Organizing the Coming Skyward Chaos (Transmission #307)
The future is one with many, many machines and devices navigating the airspace above us every minute of every day.
With a range of 60 miles, Eva Air is building a full scale prototype of its eVOTL for passengers. Archer’s Midnight electric air taxis are coming. Draganfly is bringing an array of machines—like the Apex and Heavy Lift Drone—to sectors such as public health, oil & gas, and defense & government.
The FAA has registered 791,597 drones as of October 2024. The trend line will no doubt skyrocket up and to the right.
And one day, instead of a way to send 140 characters into the abyss, we’ll finally get those long-awaited flying cars we’ve all been promised.
All of these new machines will be regulated, of course, not unlike how the commercial aviation industry has been for decades. With small devices whizzing around, landing and taking off every few minutes, the operational and technical complexity is exponentially more challenging than whisking 747’s into the air from centralized airport hubs.
Prime Air received FAA approval earlier this year, with College Station (TX) and Phoenix as early test markets. Unlike Amazon, most companies don’t have trillion dollar market caps with nearly unlimited resources for R&D and regulatory work.
There is a category king opportunity to emerge as the air traffic controller for the entire ecosystem.
AN AERIAL FUTURE
HoverSafe, with its SaaS solution that helps cities, counties, states, and government entities ”prepare and implement low-altitude ecosystems,” calls the opportunity the New Aerial Economy (NAE). The public sector has big needs to fill around safety, code compliance, support, and monitoring to serve the infrastructure that will eventually be an everyday reality.

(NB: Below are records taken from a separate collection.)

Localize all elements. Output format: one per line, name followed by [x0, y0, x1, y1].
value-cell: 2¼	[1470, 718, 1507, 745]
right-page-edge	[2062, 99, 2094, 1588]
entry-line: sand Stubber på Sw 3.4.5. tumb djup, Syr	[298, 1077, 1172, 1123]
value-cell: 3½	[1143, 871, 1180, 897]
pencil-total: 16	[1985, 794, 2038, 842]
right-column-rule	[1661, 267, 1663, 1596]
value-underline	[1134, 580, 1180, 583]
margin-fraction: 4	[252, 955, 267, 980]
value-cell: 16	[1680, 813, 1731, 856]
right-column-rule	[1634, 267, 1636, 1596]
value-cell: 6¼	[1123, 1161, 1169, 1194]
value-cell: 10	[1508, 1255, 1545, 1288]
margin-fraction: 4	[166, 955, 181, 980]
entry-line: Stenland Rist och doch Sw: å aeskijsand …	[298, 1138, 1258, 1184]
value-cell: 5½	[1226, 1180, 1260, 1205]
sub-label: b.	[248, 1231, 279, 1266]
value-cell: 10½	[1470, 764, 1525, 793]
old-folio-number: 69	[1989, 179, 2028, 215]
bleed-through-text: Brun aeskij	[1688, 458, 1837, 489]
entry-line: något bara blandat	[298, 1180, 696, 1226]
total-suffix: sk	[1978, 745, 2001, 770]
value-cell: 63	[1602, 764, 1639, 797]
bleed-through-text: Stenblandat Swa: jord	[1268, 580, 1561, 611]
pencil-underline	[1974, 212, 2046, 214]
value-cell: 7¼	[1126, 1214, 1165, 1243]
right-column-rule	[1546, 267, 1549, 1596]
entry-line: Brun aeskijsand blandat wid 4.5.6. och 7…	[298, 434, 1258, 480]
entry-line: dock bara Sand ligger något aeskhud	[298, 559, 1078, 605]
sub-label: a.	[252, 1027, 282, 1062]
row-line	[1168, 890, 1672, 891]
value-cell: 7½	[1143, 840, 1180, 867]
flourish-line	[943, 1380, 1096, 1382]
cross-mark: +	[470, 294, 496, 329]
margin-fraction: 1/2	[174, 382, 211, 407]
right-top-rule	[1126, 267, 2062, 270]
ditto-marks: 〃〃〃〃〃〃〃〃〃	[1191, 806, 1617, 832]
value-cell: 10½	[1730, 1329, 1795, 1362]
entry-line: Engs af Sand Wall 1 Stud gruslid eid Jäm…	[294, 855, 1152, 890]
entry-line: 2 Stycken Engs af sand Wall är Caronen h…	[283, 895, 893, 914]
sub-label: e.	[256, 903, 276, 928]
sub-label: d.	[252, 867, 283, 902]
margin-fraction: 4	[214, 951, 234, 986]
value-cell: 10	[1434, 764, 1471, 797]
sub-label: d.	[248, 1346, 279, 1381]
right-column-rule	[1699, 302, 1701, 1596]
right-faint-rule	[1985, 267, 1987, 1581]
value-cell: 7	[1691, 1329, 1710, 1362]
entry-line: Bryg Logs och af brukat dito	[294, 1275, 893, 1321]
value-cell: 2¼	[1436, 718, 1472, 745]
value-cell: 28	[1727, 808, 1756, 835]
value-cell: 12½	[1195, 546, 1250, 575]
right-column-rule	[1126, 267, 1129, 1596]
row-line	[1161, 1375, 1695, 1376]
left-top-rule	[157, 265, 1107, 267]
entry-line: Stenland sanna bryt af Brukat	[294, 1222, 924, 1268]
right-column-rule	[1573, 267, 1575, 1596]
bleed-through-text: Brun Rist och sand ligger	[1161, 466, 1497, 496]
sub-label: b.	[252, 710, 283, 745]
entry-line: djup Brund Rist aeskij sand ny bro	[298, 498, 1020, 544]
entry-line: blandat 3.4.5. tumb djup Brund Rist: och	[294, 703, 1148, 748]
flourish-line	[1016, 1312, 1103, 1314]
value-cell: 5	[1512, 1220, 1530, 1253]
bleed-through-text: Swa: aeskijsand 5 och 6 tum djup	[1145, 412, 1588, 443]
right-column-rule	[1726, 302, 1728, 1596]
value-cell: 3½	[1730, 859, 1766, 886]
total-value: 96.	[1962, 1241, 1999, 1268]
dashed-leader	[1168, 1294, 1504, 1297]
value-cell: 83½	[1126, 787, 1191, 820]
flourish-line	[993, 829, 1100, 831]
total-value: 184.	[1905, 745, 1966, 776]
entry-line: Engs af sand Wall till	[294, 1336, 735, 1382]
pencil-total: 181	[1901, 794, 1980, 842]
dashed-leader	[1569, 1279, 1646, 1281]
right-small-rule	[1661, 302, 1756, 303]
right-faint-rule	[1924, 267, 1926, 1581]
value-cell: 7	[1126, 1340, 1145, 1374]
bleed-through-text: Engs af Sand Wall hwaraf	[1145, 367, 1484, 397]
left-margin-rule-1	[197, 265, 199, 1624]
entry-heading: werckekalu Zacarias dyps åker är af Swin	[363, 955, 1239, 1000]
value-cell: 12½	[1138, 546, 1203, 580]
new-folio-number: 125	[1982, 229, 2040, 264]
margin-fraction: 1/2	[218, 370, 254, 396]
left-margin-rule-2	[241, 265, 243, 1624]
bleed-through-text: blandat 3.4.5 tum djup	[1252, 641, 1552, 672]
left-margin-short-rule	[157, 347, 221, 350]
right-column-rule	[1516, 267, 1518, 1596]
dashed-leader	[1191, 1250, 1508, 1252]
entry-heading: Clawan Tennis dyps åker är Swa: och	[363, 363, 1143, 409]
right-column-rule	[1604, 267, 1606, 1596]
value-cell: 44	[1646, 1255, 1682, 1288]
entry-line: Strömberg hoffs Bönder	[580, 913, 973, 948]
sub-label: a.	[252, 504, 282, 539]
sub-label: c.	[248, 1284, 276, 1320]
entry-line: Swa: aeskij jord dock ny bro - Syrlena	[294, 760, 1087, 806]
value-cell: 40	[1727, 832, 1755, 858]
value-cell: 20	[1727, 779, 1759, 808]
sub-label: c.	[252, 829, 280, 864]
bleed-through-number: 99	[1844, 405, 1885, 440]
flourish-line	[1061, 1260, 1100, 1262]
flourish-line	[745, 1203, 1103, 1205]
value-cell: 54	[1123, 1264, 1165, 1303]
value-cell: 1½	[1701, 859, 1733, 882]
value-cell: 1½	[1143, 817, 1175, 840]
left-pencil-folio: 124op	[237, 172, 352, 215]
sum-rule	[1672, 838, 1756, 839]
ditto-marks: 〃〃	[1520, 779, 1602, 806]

Skyway, an urban development and transportation leader, is already building vertiports and a “secure automated airspace authorization cloud service for the aviation industry.” Since “regulations mandate that all drones registered to fly in the United States airspace be equipped with a ‘digital license plate’," those without a Remote ID Broadcast Module will require retrofitting, according to Skyway.
Its services break down into four primary areas: air traffic management, vertiport management systems, sUAS traffic management, and vertiport planning and development.
With Skyway’s Air Traffic Navigators, urban developers, contractors, environmental consultants, and urban mobility architects gain access to the deployment ecosystem and startup community being built.
Skyportz is another entrant playing in the infrastructure for aerial mobility sandbox, while aviation ground service companies such as Moonware, already a partner of Skyway’s, will deliver “fully connected & intelligent airfields that handle aircraft autonomously from touchdown to takeoff, enabling the next generation of air transportation.” The efficiency of getting machines into the air will be like nothing we’ve ever seen.
All of this is great. But how will the ability to deploy autonomous drones into a crowded sky from airports, sports venues, and distribution centers impact real estate assets?
LAUNCH & LANDING PADS GALORE
Every building is now prime space for a dual launch and landing pad. Many large multifamily and office buildings will contain a heliport able to accept these new mobility solutions, both package deliveries and arrivals of humans using the next generation of rideshare (or, “airshare”) services.
Arrive mailboxes integrated in the next generation of homes will become commonplace. As will neighborhood drop-off locations for larger machines transporting people to and from urban centers.
All of these locations must connect to a centralized, cloud-based traffic management system—this is the huge moat that Skyway is clearly going after. Drone mobility flights will require fees to use the infrastructure and marketplace layers in just the same wayOTAs collect on tickets sold and airport terminals charge fees for landing, ticket counter and gate usage, and baggage handling. Skyway will be in a prime position to collect and distribute said fees, and tax for the convenience.
One question is whether a single provider will control everything, or whether multiple companies will monitor those machines roaming the skies. Even if a single company emerges dominant in traffic management, ancillary services will crop up in domestic and national markets necessitating solutions ranging from air regulatory compliance as a service, security and monitoring systems, charging and energy storage services, and last-mile logistics solutions for transitioning packages and passengers.
As we all look skyward into the future, smart proptech founders will create on-the-ground solutions that will provide the critical technology and infrastructure needed for a smooth transition to busier skies. Just as companies like Blueprint Power help building owners monetize their energy consumption, acting as a power plant, a new breed of technology solutions will help commercial and residential building owners play a critical role in the New Aerial Economy about to be unleashed.